K-Nearest Neighbors (KNN)#

  • A lazy learning, non-parametric algorithm.

  • Can solve classification ✅ and regression ✅ problems.

  • Makes predictions based on the “closeness” (distance) of data points.

  • No explicit training (model just stores data). Prediction happens at test time.


Workflow of KNN#

  1. Choose K (the number of neighbors)

    • Example: k=3 → look at the 3 closest points to the test instance.

    • K is a hyperparameter → chosen via cross-validation.

  2. Calculate Distance

    • To determine which points are closest to the test instance.

    • Common distance metrics:

      • Euclidean Distance (straight-line distance):

        \[ d(p, q) = \sqrt{(x_2 - x_1)^2 + (y_2 - y_1)^2} \]
      • Manhattan Distance (block or city-block distance):

        \[ d(p, q) = |x_2 - x_1| + |y_2 - y_1| \]
  3. Find the K Nearest Neighbors

    • Select the K points in the training data that are closest to the test point.

  4. Vote (Classification) or Average (Regression)

    • Classification: majority vote among the neighbors’ labels.

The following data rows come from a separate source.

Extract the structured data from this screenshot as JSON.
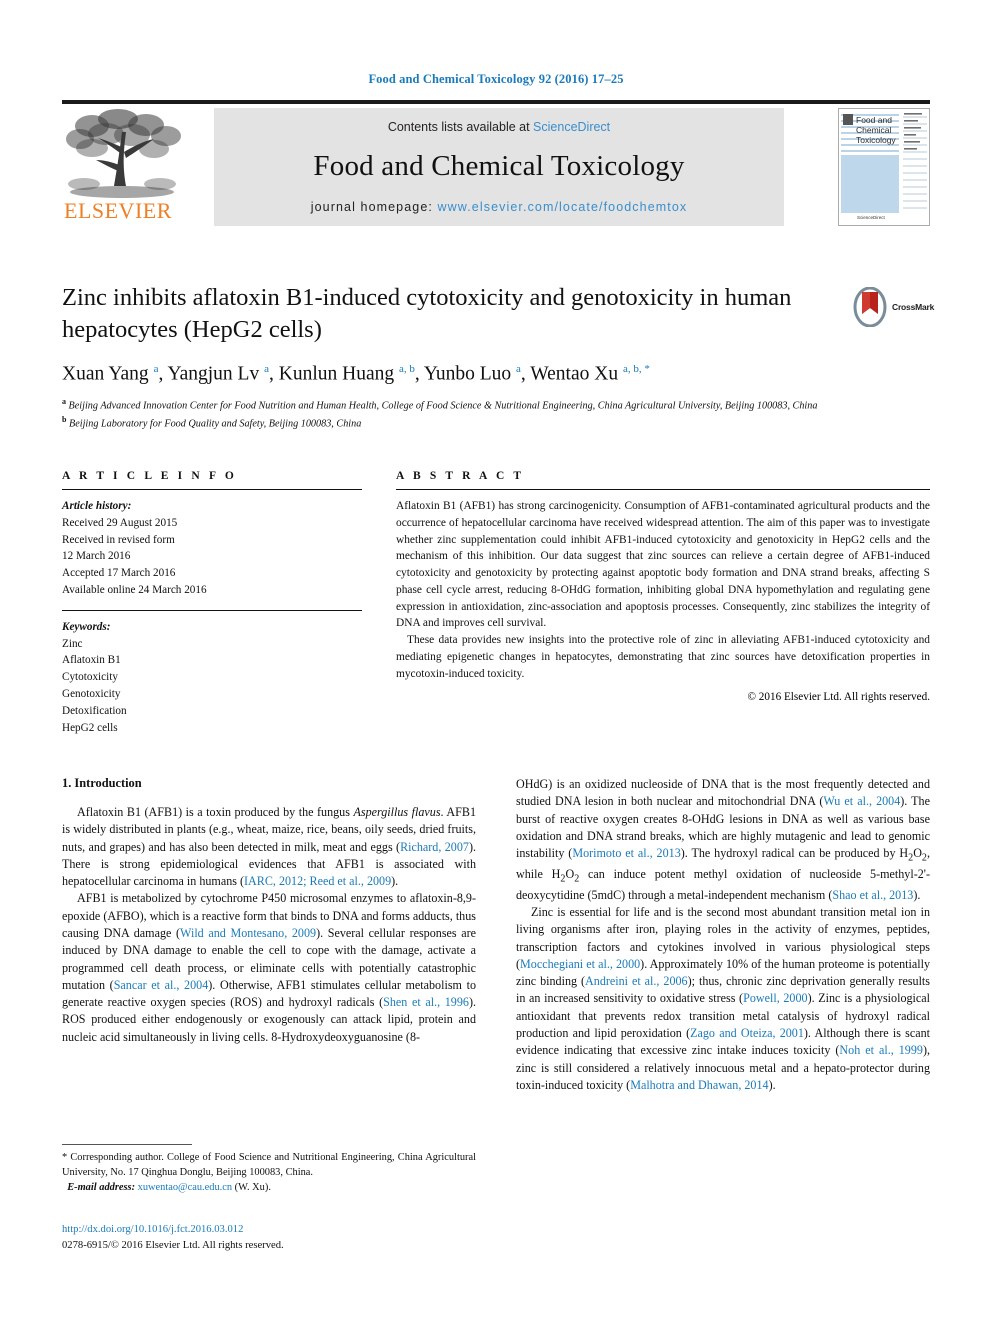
{
  "running_head": "Food and Chemical Toxicology 92 (2016) 17–25",
  "masthead": {
    "contents_prefix": "Contents lists available at ",
    "contents_link": "ScienceDirect",
    "journal_title": "Food and Chemical Toxicology",
    "homepage_prefix": "journal homepage: ",
    "homepage_url": "www.elsevier.com/locate/foodchemtox",
    "publisher": "ELSEVIER",
    "cover_title_line1": "Food and",
    "cover_title_line2": "Chemical",
    "cover_title_line3": "Toxicology",
    "link_color": "#3a8ecc",
    "band_color": "#e3e3e3",
    "elsevier_orange": "#ee7f25"
  },
  "crossmark": {
    "label": "CrossMark"
  },
  "article": {
    "title": "Zinc inhibits aflatoxin B1-induced cytotoxicity and genotoxicity in human hepatocytes (HepG2 cells)",
    "authors_html": "Xuan Yang <sup>a</sup>, Yangjun Lv <sup>a</sup>, Kunlun Huang <sup>a, b</sup>, Yunbo Luo <sup>a</sup>, Wentao Xu <sup>a, b, *</sup>",
    "affiliation_a": "Beijing Advanced Innovation Center for Food Nutrition and Human Health, College of Food Science & Nutritional Engineering, China Agricultural University, Beijing 100083, China",
    "affiliation_b": "Beijing Laboratory for Food Quality and Safety, Beijing 100083, China"
  },
  "article_info": {
    "heading": "A R T I C L E  I N F O",
    "history_label": "Article history:",
    "history": [
      "Received 29 August 2015",
      "Received in revised form",
      "12 March 2016",
      "Accepted 17 March 2016",
      "Available online 24 March 2016"
    ],
    "keywords_label": "Keywords:",
    "keywords": [
      "Zinc",
      "Aflatoxin B1",
      "Cytotoxicity",
      "Genotoxicity",
      "Detoxification",
      "HepG2 cells"
    ]
  },
  "abstract": {
    "heading": "A B S T R A C T",
    "paragraph1": "Aflatoxin B1 (AFB1) has strong carcinogenicity. Consumption of AFB1-contaminated agricultural products and the occurrence of hepatocellular carcinoma have received widespread attention. The aim of this paper was to investigate whether zinc supplementation could inhibit AFB1-induced cytotoxicity and genotoxicity in HepG2 cells and the mechanism of this inhibition. Our data suggest that zinc sources can relieve a certain degree of AFB1-induced cytotoxicity and genotoxicity by protecting against apoptotic body formation and DNA strand breaks, affecting S phase cell cycle arrest, reducing 8-OHdG formation, inhibiting global DNA hypomethylation and regulating gene expression in antioxidation, zinc-association and apoptosis processes. Consequently, zinc stabilizes the integrity of DNA and improves cell survival.",
    "paragraph2": "These data provides new insights into the protective role of zinc in alleviating AFB1-induced cytotoxicity and mediating epigenetic changes in hepatocytes, demonstrating that zinc sources have detoxification properties in mycotoxin-induced toxicity.",
    "copyright": "© 2016 Elsevier Ltd. All rights reserved."
  },
  "introduction": {
    "section_title": "1. Introduction",
    "left_paragraph_1_html": "Aflatoxin B1 (AFB1) is a toxin produced by the fungus <i>Aspergillus flavus</i>. AFB1 is widely distributed in plants (e.g., wheat, maize, rice, beans, oily seeds, dried fruits, nuts, and grapes) and has also been detected in milk, meat and eggs (<span class=\"ref\">Richard, 2007</span>). There is strong epidemiological evidences that AFB1 is associated with hepatocellular carcinoma in humans (<span class=\"ref\">IARC, 2012; Reed et al., 2009</span>).",
    "left_paragraph_2_html": "AFB1 is metabolized by cytochrome P450 microsomal enzymes to aflatoxin-8,9-epoxide (AFBO), which is a reactive form that binds to DNA and forms adducts, thus causing DNA damage (<span class=\"ref\">Wild and Montesano, 2009</span>). Several cellular responses are induced by DNA damage to enable the cell to cope with the damage, activate a programmed cell death process, or eliminate cells with potentially catastrophic mutation (<span class=\"ref\">Sancar et al., 2004</span>). Otherwise, AFB1 stimulates cellular metabolism to generate reactive oxygen species (ROS) and hydroxyl radicals (<span class=\"ref\">Shen et al., 1996</span>). ROS produced either endogenously or exogenously can attack lipid, protein and nucleic acid simultaneously in living cells. 8-Hydroxydeoxyguanosine (8-",
    "right_paragraph_1_html": "OHdG) is an oxidized nucleoside of DNA that is the most frequently detected and studied DNA lesion in both nuclear and mitochondrial DNA (<span class=\"ref\">Wu et al., 2004</span>). The burst of reactive oxygen creates 8-OHdG lesions in DNA as well as various base oxidation and DNA strand breaks, which are highly mutagenic and lead to genomic instability (<span class=\"ref\">Morimoto et al., 2013</span>). The hydroxyl radical can be produced by H<sub>2</sub>O<sub>2</sub>, while H<sub>2</sub>O<sub>2</sub> can induce potent methyl oxidation of nucleoside 5-methyl-2'-deoxycytidine (5mdC) through a metal-independent mechanism (<span class=\"ref\">Shao et al., 2013</span>).",
    "right_paragraph_2_html": "Zinc is essential for life and is the second most abundant transition metal ion in living organisms after iron, playing roles in the activity of enzymes, peptides, transcription factors and cytokines involved in various physiological steps (<span class=\"ref\">Mocchegiani et al., 2000</span>). Approximately 10% of the human proteome is potentially zinc binding (<span class=\"ref\">Andreini et al., 2006</span>); thus, chronic zinc deprivation generally results in an increased sensitivity to oxidative stress (<span class=\"ref\">Powell, 2000</span>). Zinc is a physiological antioxidant that prevents redox transition metal catalysis of hydroxyl radical production and lipid peroxidation (<span class=\"ref\">Zago and Oteiza, 2001</span>). Although there is scant evidence indicating that excessive zinc intake induces toxicity (<span class=\"ref\">Noh et al., 1999</span>), zinc is still considered a relatively innocuous metal and a hepato-protector during toxin-induced toxicity (<span class=\"ref\">Malhotra and Dhawan, 2014</span>)."
  },
  "footnotes": {
    "corresponding_html": "* Corresponding author. College of Food Science and Nutritional Engineering, China Agricultural University, No. 17 Qinghua Donglu, Beijing 100083, China.",
    "email_label": "E-mail address:",
    "email": "xuwentao@cau.edu.cn",
    "email_suffix": "(W. Xu).",
    "doi": "http://dx.doi.org/10.1016/j.fct.2016.03.012",
    "issn_line": "0278-6915/© 2016 Elsevier Ltd. All rights reserved."
  }
}
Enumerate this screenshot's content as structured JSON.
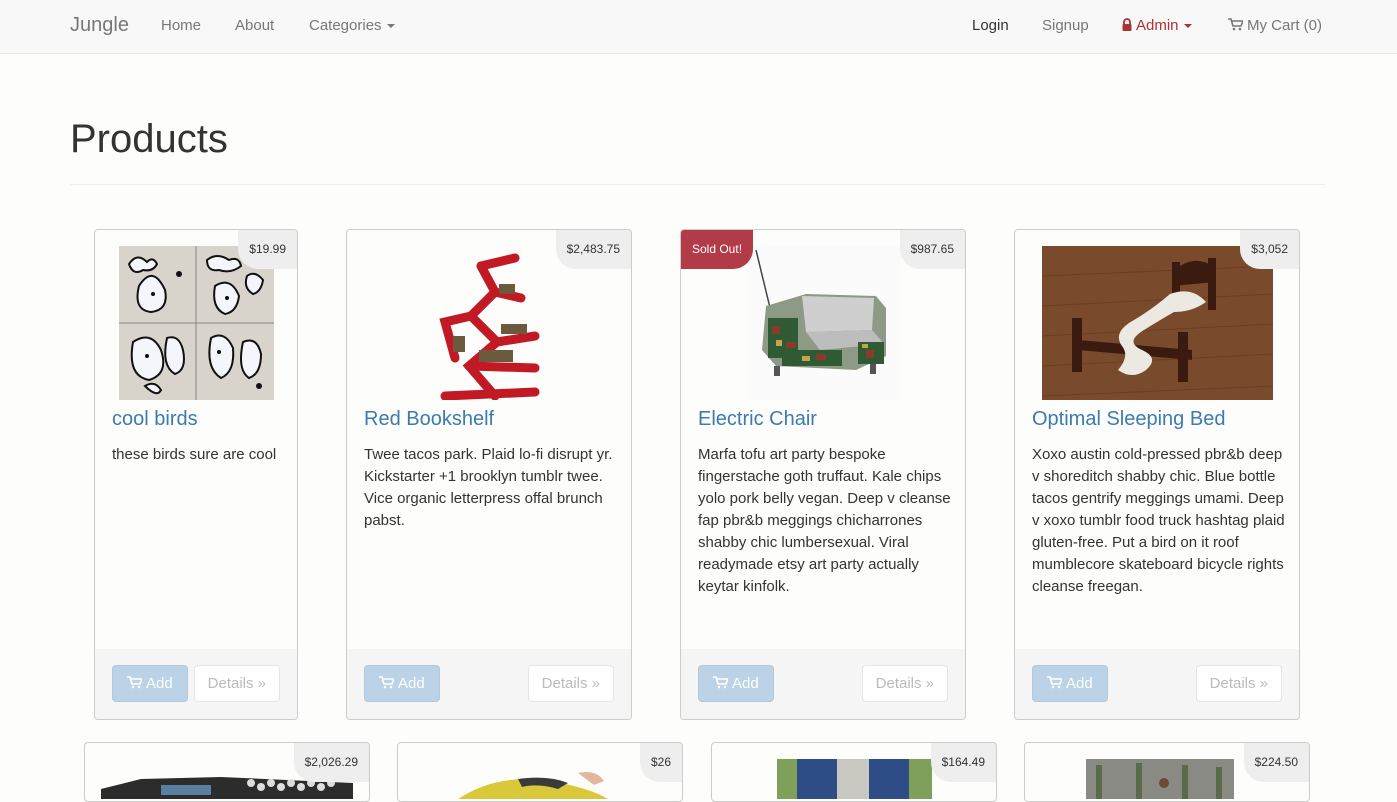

    • Regression: take the average (or median) of neighbors’ values.


Example Intuition#

  • Dataset: features F1, F2, output Y (binary 0/1).

  • New test point comes in → find the 5 nearest points.

  • If 3 belong to class 1 and 2 belong to class 0, predicted class = 1.

For regression:

  • Predict house price → take the average price of 5 nearest houses.


Variants for Speed (because KNN is slow)#

  • Naive KNN complexity = \(O(n)\) per query (must compute distance to every point).

  • Optimizations:

    • k-d Tree → partitions space into a binary tree for faster lookup.

    • Ball Tree → groups points into hyperspheres.

  • These reduce the number of distance computations.


Key Insights

  • K choice matters:

    • Low K (e.g., 1) → very sensitive to noise (high variance).

    • High K (e.g., 20) → oversmoothing, may miss local patterns (high bias).

  • Distance metric matters:

    • Euclidean for continuous features.

    • Manhattan if data has grid-like structure.

    • Can even use cosine similarity for text.

  • Feature scaling is crucial:

    • Since distances are sensitive to scale, normalize/standardize features first.


Visual Intuition (Good to Show Students)#

  1. Classification: draw two sets of points (red & blue). Add a new test point, show how its nearest neighbors decide its label.

  2. Regression: plot house size vs price, show how nearest neighbors’ average gives prediction.

  3. Distance metrics: show Euclidean (diagonal straight line) vs Manhattan (L-shaped path).

  4. Effect of K: with K=1 → decision boundary jagged; with K=15 → smooth.


In Short

  • KNN = predict based on neighbors.

  • Works for classification and regression.

  • Needs careful choice of K and distance metric.

  • Pros: simple, interpretable, no training time.

  • Cons: slow with large datasets, sensitive to irrelevant features, requires feature scaling.

  • Optimized by: k-d trees, ball trees, approximate nearest neighbors.